Rapid Detection of Isoniazid Resistance in Mycobacterium tuberculosis by a Single Multiplex Allele-specific Polymerase Chain Reaction Assay

OBJECTIVE: Global surveillance has shown that drug resistant (DR) tuberculosis (TB) is widespread. Prompt detection of Mycobacterium tuberculosis drug resistance is essential for effective control of TB. The most frequent mutations associated with Isoniazid (INH) resistance in Mycobacterium are substitutions at codons 315 in the katG gene and the mabA-inhA promoter region (−15). This survey evaluated INH resistant-associated mutations in order to determine rapid detection of TB resistance. MATERIALS AND METHODS: Through a descriptive cross- sectional study total of 96 sputum specimens were digested, examined microscopically for acid-fast bacilli and inoculated into Löwenstein-Jensen slants. Thereafter, the susceptibility and identification tests were performed on culture positive specimens. Subsequently, the strains were subjected to multiplex allele-specific polymerase chain reaction (MAS-PCR) targeting in the codons 315 in the katG gene and the mabA-inhA promoter region. Distinct PCR banding patterns were observed for different mutation profiles. RESULTS: Drug susceptibility testing revealed that out of 96 available isolates, 30 (31.3%) were susceptible, 36 (37.5%) had multi-drug resistance (MDR-TB) and 30 (31.3%) showed mono- drug resistance.
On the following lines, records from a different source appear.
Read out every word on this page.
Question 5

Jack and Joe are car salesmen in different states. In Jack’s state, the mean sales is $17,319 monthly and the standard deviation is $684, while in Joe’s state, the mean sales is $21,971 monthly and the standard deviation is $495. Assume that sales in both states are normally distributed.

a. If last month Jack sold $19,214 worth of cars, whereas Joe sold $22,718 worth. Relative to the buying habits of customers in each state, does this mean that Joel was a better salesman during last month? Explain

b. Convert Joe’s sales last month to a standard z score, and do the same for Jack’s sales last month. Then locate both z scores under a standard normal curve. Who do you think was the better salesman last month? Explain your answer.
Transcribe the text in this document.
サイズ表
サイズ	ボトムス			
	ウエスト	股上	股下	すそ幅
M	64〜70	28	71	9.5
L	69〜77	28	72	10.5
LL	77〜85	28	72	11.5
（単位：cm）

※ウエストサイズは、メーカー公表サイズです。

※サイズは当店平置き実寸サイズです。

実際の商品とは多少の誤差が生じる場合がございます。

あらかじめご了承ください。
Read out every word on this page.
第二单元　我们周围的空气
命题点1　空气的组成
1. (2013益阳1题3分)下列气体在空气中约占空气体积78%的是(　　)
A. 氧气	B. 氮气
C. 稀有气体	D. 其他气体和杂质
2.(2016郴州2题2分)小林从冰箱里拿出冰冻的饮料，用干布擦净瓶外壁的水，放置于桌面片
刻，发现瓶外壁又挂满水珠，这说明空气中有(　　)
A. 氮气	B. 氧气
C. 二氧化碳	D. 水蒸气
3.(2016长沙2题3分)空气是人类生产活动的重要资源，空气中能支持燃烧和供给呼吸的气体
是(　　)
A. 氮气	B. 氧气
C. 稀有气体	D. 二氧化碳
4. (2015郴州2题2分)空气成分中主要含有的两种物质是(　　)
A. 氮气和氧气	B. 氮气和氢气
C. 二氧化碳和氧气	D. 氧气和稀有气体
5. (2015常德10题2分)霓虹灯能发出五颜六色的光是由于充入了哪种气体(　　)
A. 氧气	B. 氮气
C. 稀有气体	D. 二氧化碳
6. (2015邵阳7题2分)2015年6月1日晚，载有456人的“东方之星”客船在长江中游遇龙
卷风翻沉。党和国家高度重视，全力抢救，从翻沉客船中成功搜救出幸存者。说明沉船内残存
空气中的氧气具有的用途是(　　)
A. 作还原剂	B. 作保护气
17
In comparison with the culture-based phenotypic drug susceptibility test, the sensitivity and specificity of MAS-PCR assay for drug resistance-related genetic mutations were 76.7% and 71.4%, respectively. The correlation between MAS-PCR and culture-based phenotypic drug susceptibility testing findings was 99.4%. CONCLUSION: The profile of the isolates suggests a significant number of different DR strains with a high frequency of mutations at codon 315 of the katG gene. MAS-PCR provides a rapid, simple and cost-effective method for detecting MDR-TB.